Yang Feng yang jadi sasaran memundurkan badan sampai punggungnya hampir menyentuh tanah, kemudian ia menendang lengan perwira Kai yang memegang pedang berbarengan tubuhnya melayang di udara.
“Lawan mereka Wei Ji,” serunya. “Lawan, lawan! Pertahankan nyawamu!”
Long Wei merunduk untuk menghindari serangan golok yang mengarah leher disusul tubuhnya yang bergulingan karena tusukan pedang dari prajurit lain. Begitu bangkit, ia melihat dua orang itu sangat bernafsu untuk merobek perutnya. Tentu saja Long Wei tak bisa membiarkannya begitu saja, dia mencabut pedang pendek dan menebas.
Suara nyaring pertemuan dua senjata terjadi selama beberapa saat sebelum salah satu prajurit berteriak kesakitan karena pedang Long Wei berhasil melukai lehernya.
Di sisi lain, Yang Feng harus menghadapi serbuan empat orang sekaligus yang tak segan-segan mengayun senjata mengarah titik vital.

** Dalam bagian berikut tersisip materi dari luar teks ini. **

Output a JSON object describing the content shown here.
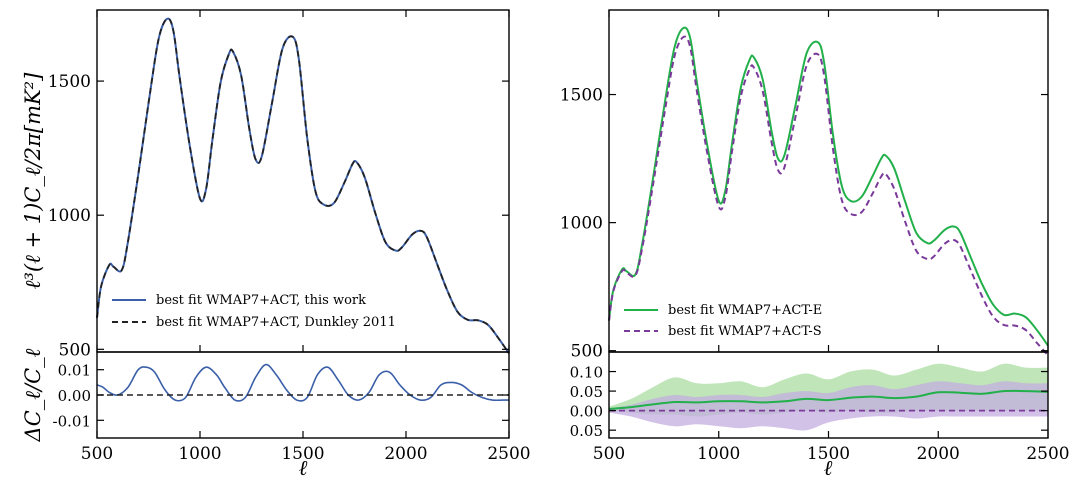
{
  "chart_data": [
    {
      "type": "line",
      "panel": "left",
      "xlabel": "ℓ",
      "ylabel_top": "ℓ³(ℓ + 1)C_ℓ/2π[mK²]",
      "ylabel_bottom": "ΔC_ℓ/C_ℓ",
      "xlim": [
        500,
        2500
      ],
      "xticks": [
        "500",
        "1000",
        "1500",
        "2000",
        "2500"
      ],
      "top": {
        "ylim": [
          490,
          1765
        ],
        "yticks": [
          "500",
          "1000",
          "1500"
        ],
        "legend_position": "lower-left",
        "series": [
          {
            "name": "best fit WMAP7+ACT, this work",
            "style": "solid",
            "color": "#3a5fa8",
            "x": [
              500,
              520,
              560,
              580,
              620,
              650,
              700,
              760,
              800,
              840,
              870,
              900,
              950,
              1000,
              1030,
              1060,
              1100,
              1140,
              1160,
              1200,
              1240,
              1270,
              1300,
              1350,
              1400,
              1450,
              1480,
              1520,
              1560,
              1600,
              1650,
              1700,
              1740,
              1760,
              1800,
              1850,
              1900,
              1950,
              1980,
              2030,
              2070,
              2100,
              2150,
              2200,
              2250,
              2300,
              2350,
              2400,
              2450,
              2500
            ],
            "y": [
              618,
              735,
              815,
              808,
              795,
              900,
              1150,
              1470,
              1660,
              1732,
              1690,
              1520,
              1260,
              1062,
              1100,
              1280,
              1495,
              1600,
              1610,
              1520,
              1320,
              1208,
              1220,
              1420,
              1620,
              1665,
              1580,
              1290,
              1090,
              1040,
              1045,
              1120,
              1190,
              1198,
              1140,
              1010,
              900,
              868,
              880,
              928,
              942,
              920,
              820,
              720,
              640,
              610,
              608,
              590,
              540,
              485
            ]
          },
          {
            "name": "best fit WMAP7+ACT, Dunkley 2011",
            "style": "dashed",
            "color": "#222222",
            "x": [
              500,
              520,
              560,
              580,
              620,
              650,
              700,
              760,
              800,
              840,
              870,
              900,
              950,
              1000,
              1030,
              1060,
              1100,
              1140,
              1160,
              1200,
              1240,
              1270,
              1300,
              1350,
              1400,
              1450,
              1480,
              1520,
              1560,
              1600,
              1650,
              1700,
              1740,
              1760,
              1800,
              1850,
              1900,
              1950,
              1980,
              2030,
              2070,
              2100,
              2150,
              2200,
              2250,
              2300,
              2350,
              2400,
              2450,
              2500
            ],
            "y": [
              618,
              735,
              815,
              808,
              795,
              900,
              1150,
              1470,
              1660,
              1732,
              1690,
              1520,
              1260,
              1062,
              1100,
              1280,
              1495,
              1600,
              1610,
              1520,
              1320,
              1208,
              1220,
              1420,
              1620,
              1665,
              1580,
              1290,
              1090,
              1040,
              1045,
              1120,
              1190,
              1198,
              1140,
              1010,
              900,
              868,
              880,
              928,
              942,
              920,
              820,
              720,
              640,
              610,
              608,
              590,
              540,
              485
            ]
          }
        ]
      },
      "bottom": {
        "ylim": [
          -0.017,
          0.017
        ],
        "yticks": [
          "0.01",
          "0.00",
          "-0.01"
        ],
        "series": [
          {
            "name": "best fit WMAP7+ACT, this work",
            "style": "solid",
            "color": "#3a5fa8",
            "x": [
              500,
              530,
              560,
              600,
              650,
              700,
              740,
              780,
              830,
              880,
              930,
              980,
              1030,
              1080,
              1120,
              1170,
              1220,
              1270,
              1320,
              1370,
              1420,
              1470,
              1520,
              1570,
              1620,
              1670,
              1720,
              1770,
              1820,
              1870,
              1920,
              1970,
              2020,
              2070,
              2120,
              2170,
              2220,
              2270,
              2320,
              2370,
              2420,
              2470,
              2500
            ],
            "y": [
              0.004,
              0.003,
              0.001,
              0.0,
              0.003,
              0.01,
              0.011,
              0.009,
              0.002,
              -0.002,
              -0.001,
              0.007,
              0.011,
              0.008,
              0.003,
              -0.002,
              -0.001,
              0.007,
              0.012,
              0.008,
              0.002,
              -0.002,
              -0.001,
              0.008,
              0.011,
              0.006,
              0.0,
              -0.002,
              0.001,
              0.008,
              0.009,
              0.004,
              0.0,
              -0.002,
              -0.001,
              0.004,
              0.005,
              0.004,
              0.001,
              -0.001,
              -0.002,
              -0.002,
              -0.002
            ]
          },
          {
            "name": "best fit WMAP7+ACT, Dunkley 2011",
            "style": "dashed",
            "color": "#222222",
            "x": [
              500,
              2500
            ],
            "y": [
              0.0,
              0.0
            ]
          }
        ]
      }
    },
    {
      "type": "line",
      "panel": "right",
      "xlabel": "ℓ",
      "xlim": [
        500,
        2500
      ],
      "xticks": [
        "500",
        "1000",
        "1500",
        "2000",
        "2500"
      ],
      "top": {
        "ylim": [
          495,
          1830
        ],
        "yticks": [
          "500",
          "1000",
          "1500"
        ],
        "legend_position": "lower-left",
        "series": [
          {
            "name": "best fit WMAP7+ACT-E",
            "style": "solid",
            "color": "#22b04a",
            "x": [
              500,
              520,
              560,
              580,
              620,
              650,
              700,
              760,
              800,
              840,
              870,
              900,
              950,
              1000,
              1030,
              1060,
              1100,
              1140,
              1160,
              1200,
              1240,
              1270,
              1300,
              1350,
              1400,
              1450,
              1480,
              1520,
              1560,
              1600,
              1650,
              1700,
              1740,
              1760,
              1800,
              1850,
              1900,
              1950,
              1980,
              2030,
              2070,
              2100,
              2150,
              2200,
              2250,
              2300,
              2350,
              2400,
              2450,
              2500
            ],
            "y": [
              620,
              738,
              818,
              810,
              797,
              910,
              1170,
              1500,
              1690,
              1760,
              1720,
              1550,
              1290,
              1085,
              1125,
              1305,
              1525,
              1635,
              1645,
              1560,
              1360,
              1250,
              1265,
              1460,
              1660,
              1705,
              1625,
              1345,
              1145,
              1085,
              1100,
              1180,
              1250,
              1262,
              1210,
              1080,
              960,
              920,
              930,
              972,
              985,
              962,
              860,
              760,
              680,
              640,
              645,
              630,
              580,
              520
            ]
          },
          {
            "name": "best fit WMAP7+ACT-S",
            "style": "dashed",
            "color": "#7a3a9a",
            "x": [
              500,
              520,
              560,
              580,
              620,
              650,
              700,
              760,
              800,
              840,
              870,
              900,
              950,
              1000,
              1030,
              1060,
              1100,
              1140,
              1160,
              1200,
              1240,
              1270,
              1300,
              1350,
              1400,
              1450,
              1480,
              1520,
              1560,
              1600,
              1650,
              1700,
              1740,
              1760,
              1800,
              1850,
              1900,
              1950,
              1980,
              2030,
              2070,
              2100,
              2150,
              2200,
              2250,
              2300,
              2350,
              2400,
              2450,
              2500
            ],
            "y": [
              617,
              733,
              812,
              805,
              793,
              895,
              1145,
              1465,
              1655,
              1725,
              1685,
              1515,
              1260,
              1062,
              1098,
              1275,
              1490,
              1598,
              1605,
              1515,
              1318,
              1205,
              1218,
              1415,
              1612,
              1658,
              1575,
              1290,
              1090,
              1035,
              1040,
              1112,
              1180,
              1190,
              1130,
              1002,
              890,
              858,
              868,
              918,
              932,
              908,
              810,
              712,
              633,
              600,
              598,
              580,
              530,
              482
            ]
          }
        ]
      },
      "bottom": {
        "ylim": [
          -0.07,
          0.15
        ],
        "yticks": [
          "0.10",
          "0.05",
          "0.00",
          "0.05"
        ],
        "band_color_E": "#a9dca0",
        "band_color_S": "#c4aee0",
        "series": [
          {
            "name": "best fit WMAP7+ACT-E",
            "style": "solid",
            "color": "#22b04a",
            "x": [
              500,
              600,
              700,
              800,
              900,
              1000,
              1100,
              1200,
              1300,
              1400,
              1500,
              1600,
              1700,
              1800,
              1900,
              2000,
              2100,
              2200,
              2300,
              2400,
              2500
            ],
            "y": [
              0.004,
              0.009,
              0.016,
              0.022,
              0.021,
              0.024,
              0.024,
              0.021,
              0.024,
              0.03,
              0.027,
              0.033,
              0.036,
              0.032,
              0.036,
              0.047,
              0.046,
              0.043,
              0.05,
              0.05,
              0.048
            ],
            "band_upper": [
              0.01,
              0.03,
              0.06,
              0.085,
              0.07,
              0.07,
              0.075,
              0.06,
              0.08,
              0.095,
              0.08,
              0.1,
              0.105,
              0.09,
              0.105,
              0.12,
              0.11,
              0.1,
              0.12,
              0.11,
              0.11
            ],
            "band_lower": [
              0.0,
              -0.005,
              -0.01,
              -0.01,
              -0.015,
              -0.01,
              -0.005,
              -0.01,
              -0.005,
              0.0,
              -0.005,
              0.0,
              -0.005,
              -0.005,
              0.0,
              0.0,
              0.0,
              0.0,
              0.0,
              0.0,
              0.0
            ]
          },
          {
            "name": "best fit WMAP7+ACT-S",
            "style": "dashed",
            "color": "#7a3a9a",
            "x": [
              500,
              2500
            ],
            "y": [
              0.0,
              0.0
            ],
            "band_x": [
              500,
              600,
              700,
              800,
              900,
              1000,
              1100,
              1200,
              1300,
              1400,
              1500,
              1600,
              1700,
              1800,
              1900,
              2000,
              2100,
              2200,
              2300,
              2400,
              2500
            ],
            "band_upper": [
              0.005,
              0.015,
              0.03,
              0.04,
              0.035,
              0.04,
              0.04,
              0.035,
              0.045,
              0.05,
              0.045,
              0.06,
              0.065,
              0.055,
              0.065,
              0.075,
              0.07,
              0.065,
              0.075,
              0.07,
              0.07
            ],
            "band_lower": [
              -0.005,
              -0.015,
              -0.03,
              -0.04,
              -0.035,
              -0.04,
              -0.045,
              -0.04,
              -0.045,
              -0.05,
              -0.03,
              -0.02,
              -0.015,
              -0.015,
              -0.02,
              -0.015,
              -0.015,
              -0.015,
              -0.015,
              -0.015,
              -0.015
            ]
          }
        ]
      }
    }
  ]
}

“Turuti perintah perwiramu, tolol!” ia mengemplang kepala seorang prajurit sampai bergulingan. “Dia menyuruh untuk menangkapku, bukan memenggalku—pergi kau!” dia menangkis serangan golok lain dengan tangan kosong. Golok itu patah seketika.
Sedangkan prajurit yang tersisa masih tak bergerak dan hanya berdiri mengamati.

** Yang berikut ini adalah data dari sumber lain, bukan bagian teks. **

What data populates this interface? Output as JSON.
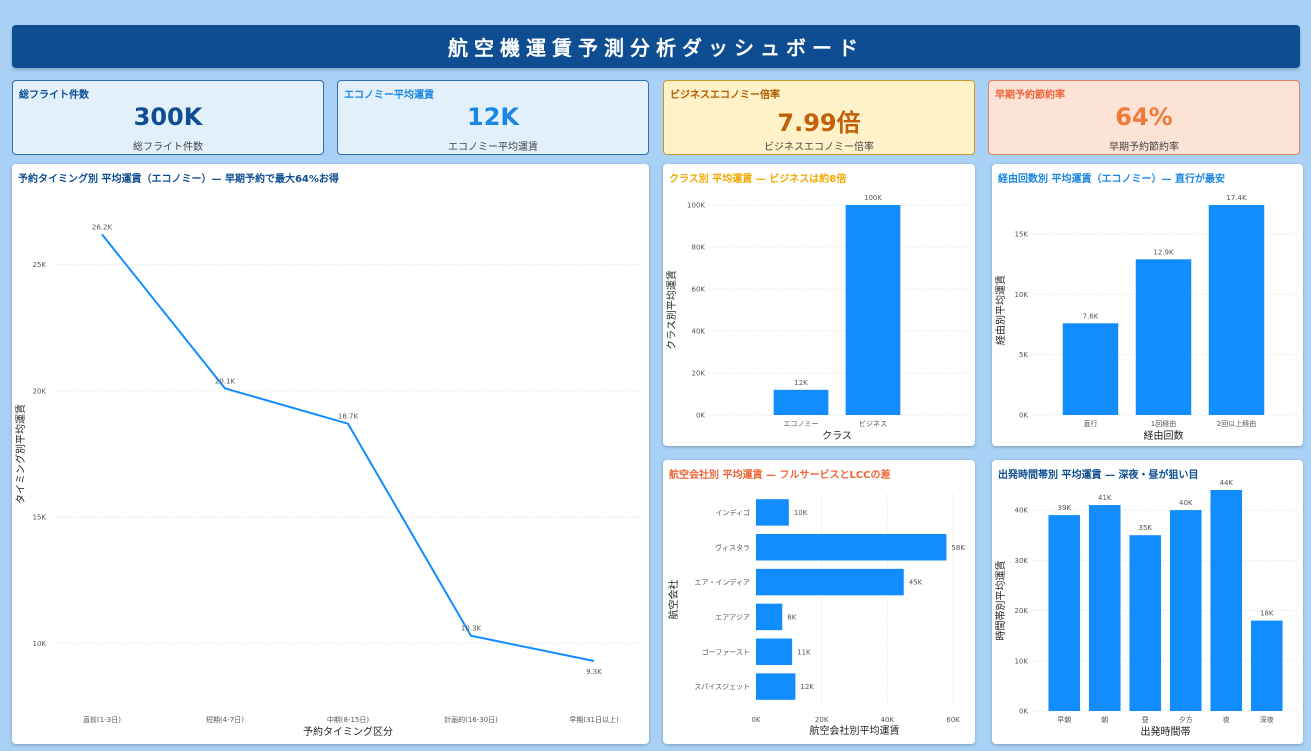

Lu Kwan tampak saling berbisik dengan perwira Kai. Wajah Lu Kwan diliputi ketakutan sampai tampak pucat, sedangkan perwira Kai kelihatan senang karena terus menyeringai.
“Lu Kwan, apa yang kaulakukan?” Yang Feng menghindar dengan cara melompat tinggi. “Apa mereka mengancammu? Jujurlah!”
Long Wei berhasil menundukkan satu prajurit, sedangkan prajurit yang tersisa ini sungguh lihai. Kemampuannya jauh lebih tinggi dibandingkan prajurit yang tadi ia gores batang lehernya. Long Wei menduga prajurit ini lebih senior dari yang tadi.
Ketika pedang si prajurit terayun, Long Wei melihat lowongan di tulang rusuk sebelah kanan. Dia tak mau menyia-nyiakan kesempatan itu. Long Wei maju satu langkah lebih dekat dan menyusulkan tendangan kaki kanan secepat kilat. Seperti dugaan, prajurit itu menebas kaki kanannya. Namun, Long Wei menyeringai karena serangan itu hanyalah tipuan, sedangkan serangan yang mengandung tenaga sepenuhnya adalah pukulan tangan kiri mengarah tulang rusuk.
Kraaakk
“Aaaarrrgghhh!” Prajurit itu memekik kesakitan.
Long Wei menekan leher lawan sampai sebatas pinggang, lalu sraaattt, putuslah kepala itu.
Melihat kematian kawannya, tiga prajurit lain menerjang Long Wei yang tampak semakin girang.
“Datanglah! Akan kuputus kepala kalian seperti miliknya!” Ia menyongsong lawan-lawannya.
Percakapan rahasia antara Lu Kwan dan perwira Kai tampaknya sudah usai. Perwira itu tersenyum makin lebar. “Pendekar Tapak Baja Yang Feng, kusarankan agar kau menyerah dan memberikan Giok Langit itu padaku. Kaisar sangat membutuhkannya.”
Yang Feng menggertakkan gigi. “Aku bersumpah akan melindunginya dengan nyawaku! Lebih baik mati daripada melihat kaisar lalim itu menyentuh giok ini!”
“Kau yang memaksa!” perwira Kai masih menyeringai. “Bunuh saja mereka!” dan sisa-sisa prajurit yang tadi tidak menyerbu kini ikut menyerang.
“Ah, bajingan! Akan kuingat ini, Lu Taihiap!” Yang Feng memelototi Lu Kwan yang membuang muka. “Akan kuingat! Wei Ji, kita mundur.”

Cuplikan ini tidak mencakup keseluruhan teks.